Dr. David Caldwell (Department of Poultry Science, Texas A&M University, College Station, Texas) is also involved integrally involved in this project and contributes through the conducting of experiments in his facilities that we do not have the capability to conduct at Virginia Tech.  Dr. Caldwell has finished one M.S. student on a portion of this project and currently has 2 other M.S. students involved in our studies.  I have received 3 invitations to international meetings (Mexico) as a result of these projects and a project is being planned with Dr. Guillermo Tellez at the Universidad Nacional Autonoma de Mexico.  I have submitted a grant in collaboration with Dr. Joseph Dunn (President and Director of Research, Snyder Seed Corp., Buffalo, NY.) and Dr. Dick Austic (Cornell University, Department of Animal Science) for the nutritional and dietary additive investigations of immune response modulation and disease resistance.  This collaboration has just recently been initiated and we plan on submitting two additional grant proposals in the next month.  I am also working with Dr.
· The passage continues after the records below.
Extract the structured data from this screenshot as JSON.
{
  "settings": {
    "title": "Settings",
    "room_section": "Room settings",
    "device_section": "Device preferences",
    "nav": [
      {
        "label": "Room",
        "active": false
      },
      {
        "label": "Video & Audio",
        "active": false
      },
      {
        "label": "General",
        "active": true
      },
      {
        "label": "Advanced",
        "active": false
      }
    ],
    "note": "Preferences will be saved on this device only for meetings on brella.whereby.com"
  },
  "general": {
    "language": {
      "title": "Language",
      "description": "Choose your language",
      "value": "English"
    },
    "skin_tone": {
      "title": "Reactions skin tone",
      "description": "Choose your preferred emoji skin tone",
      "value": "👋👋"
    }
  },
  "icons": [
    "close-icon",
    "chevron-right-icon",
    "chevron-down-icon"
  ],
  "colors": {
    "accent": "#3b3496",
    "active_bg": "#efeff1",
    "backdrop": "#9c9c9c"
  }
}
Paul Siegel in the department to investigate the genetic aspect of the immune response to these pathogens by using his genetic lines of birds.

Future Plans:

  My major focus of research will continue to be on finding new ways to improve or augment disease resistance and immunity in poultry.  The projects currently underway, which I have described above, have just been planned and initiated in the last 2 years, so there is a vast amount of research that waits to be performed.  I will have a M.S. student beginning in the fall (2000) and at least one undergraduate with a research project that will each undertake a portion of these studies for their research.  I plan to continue conducting research that can improve bird health and productivity for commercial producers while at the same time answer basic questions concerning the immunity of the bird.